Я прямо чувствую, как Марина ищет слова для ответа, но еще не находит.
– Ай, – взмахиваю я рукой. – Поехали в магазин.

***

Вокруг нас мелькают телевизоры.

Я только что догнал Марину.

Сначала я застрял на входе в магазин, изучая вывеску, сообщавшую о совместной акции двух магазинов.
«Приобретая товары в строительном магазине, вы получаете шанс выиграть призы в магазине бытовой техники и электроники. Приобретая товары в магазине бытовой техники и электроники, вы получаете шанс выиграть призы в строительном магазине».
«Больше тратите – больше шанс выиграть!»

Я почувствовал неприятный укол лжи, плохо скрытой фальшиво веселым шрифтом и цветами рекламного объявления. Не так давно я много потратил – я ничего не выиграл, я разорился.

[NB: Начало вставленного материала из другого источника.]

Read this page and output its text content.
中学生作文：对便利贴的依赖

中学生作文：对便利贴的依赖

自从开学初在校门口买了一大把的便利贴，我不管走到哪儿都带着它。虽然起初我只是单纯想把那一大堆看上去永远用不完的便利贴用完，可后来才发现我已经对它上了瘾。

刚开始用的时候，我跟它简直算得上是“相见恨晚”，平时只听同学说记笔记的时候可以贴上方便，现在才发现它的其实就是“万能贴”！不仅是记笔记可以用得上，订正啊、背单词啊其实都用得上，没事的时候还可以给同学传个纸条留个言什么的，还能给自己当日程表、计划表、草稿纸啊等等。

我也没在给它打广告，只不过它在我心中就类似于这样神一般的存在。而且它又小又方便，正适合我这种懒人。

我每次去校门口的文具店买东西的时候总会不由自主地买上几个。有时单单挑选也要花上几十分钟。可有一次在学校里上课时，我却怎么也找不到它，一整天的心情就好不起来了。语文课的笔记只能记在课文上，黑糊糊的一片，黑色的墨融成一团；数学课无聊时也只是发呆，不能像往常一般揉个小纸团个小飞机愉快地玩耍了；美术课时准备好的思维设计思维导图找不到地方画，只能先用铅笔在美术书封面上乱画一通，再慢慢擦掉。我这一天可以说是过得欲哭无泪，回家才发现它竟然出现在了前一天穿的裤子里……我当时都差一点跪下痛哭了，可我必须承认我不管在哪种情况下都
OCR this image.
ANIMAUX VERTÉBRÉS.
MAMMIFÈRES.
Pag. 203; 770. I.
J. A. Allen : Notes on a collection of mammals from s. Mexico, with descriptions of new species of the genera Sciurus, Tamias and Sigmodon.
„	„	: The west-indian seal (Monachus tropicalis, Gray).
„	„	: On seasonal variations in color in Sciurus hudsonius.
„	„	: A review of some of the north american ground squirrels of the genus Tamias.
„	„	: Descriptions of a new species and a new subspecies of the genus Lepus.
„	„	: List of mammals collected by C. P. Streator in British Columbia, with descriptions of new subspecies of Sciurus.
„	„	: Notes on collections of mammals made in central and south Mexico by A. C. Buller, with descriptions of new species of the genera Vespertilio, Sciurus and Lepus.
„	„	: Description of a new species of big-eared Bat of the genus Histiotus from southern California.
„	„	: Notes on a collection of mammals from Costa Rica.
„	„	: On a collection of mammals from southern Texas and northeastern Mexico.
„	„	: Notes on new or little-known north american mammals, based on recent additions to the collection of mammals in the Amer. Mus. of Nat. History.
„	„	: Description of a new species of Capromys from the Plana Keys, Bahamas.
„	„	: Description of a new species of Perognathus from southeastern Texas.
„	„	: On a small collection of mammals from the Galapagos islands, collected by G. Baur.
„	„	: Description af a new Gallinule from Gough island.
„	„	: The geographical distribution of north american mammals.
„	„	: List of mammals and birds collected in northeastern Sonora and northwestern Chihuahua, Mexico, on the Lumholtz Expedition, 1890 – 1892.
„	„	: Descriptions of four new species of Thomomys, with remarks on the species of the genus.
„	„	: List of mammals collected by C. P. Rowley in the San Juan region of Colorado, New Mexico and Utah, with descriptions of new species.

Больше шанс выиграть… Суки.

А потом я выбирал будильник. Я рассматривал самые дешевые варианты и остановился на том, который по заверению продавца является наиболее громким в этой категории – пластмассовое бирюзовое чудовище с огромными удивленными цифрами на циферблате.

И уже после этого, неся в руках коробку, я догнал Марину.

На мой вопрос, понимает ли она в телевизорах, она отвечает, что почитала что-то в интернете, и я, решив не вдаваться в подробности, будучи грубой силой, просто иду за ней. Марина изучает характеристики на ценниках. А я смотрю, что показывают.

На первом экране, на пути моего взгляда брутальный мужик, с дерзкой щетиной, в сером костюме без галстука. Он распахивает дверь офиса, уверено шагает по ковролину. Камера пролетает свозь стены, сцена сменяется. Он садится во внедорожник, в зеленом полумраке парковки резко вспыхивают фары, он трогается, камера летит вокруг, влетает в заднее стекло, пролетает салон насквозь, и вот внедорожник уже мчится по зеленому холму, усыпанному камнями. Камера отдаляется, отдаляется, пока не отлепляется от холма с внедорожником и не попадает в комнату, где на диване сидит этот же мужик, в шортах и футболке, и смотрит телевизор, а там ездит внедорожник, видимо, с этим же мужиком.
– Помнишь, что нам говорил папа, когда мы были маленькими? – вдруг спрашивает Марина.
– Он много чего говорил.
– Когда у нас что-то не получалось.
– Про взлеты и падения?
– Ага. Пока ты жив, падение не может быть окончательным.
– Он так не говорил.
– Я развила мысль.

Она поворачивается ко мне, мы смотрим друг другу в глаза.
– У меня все нормально, – говорю я.

И вдруг леплю первое, что приходит мне в голову:
– Я же не начал бухать или что-то вроде того.
– Не начал бухать – и что? – не понимает меня Марина.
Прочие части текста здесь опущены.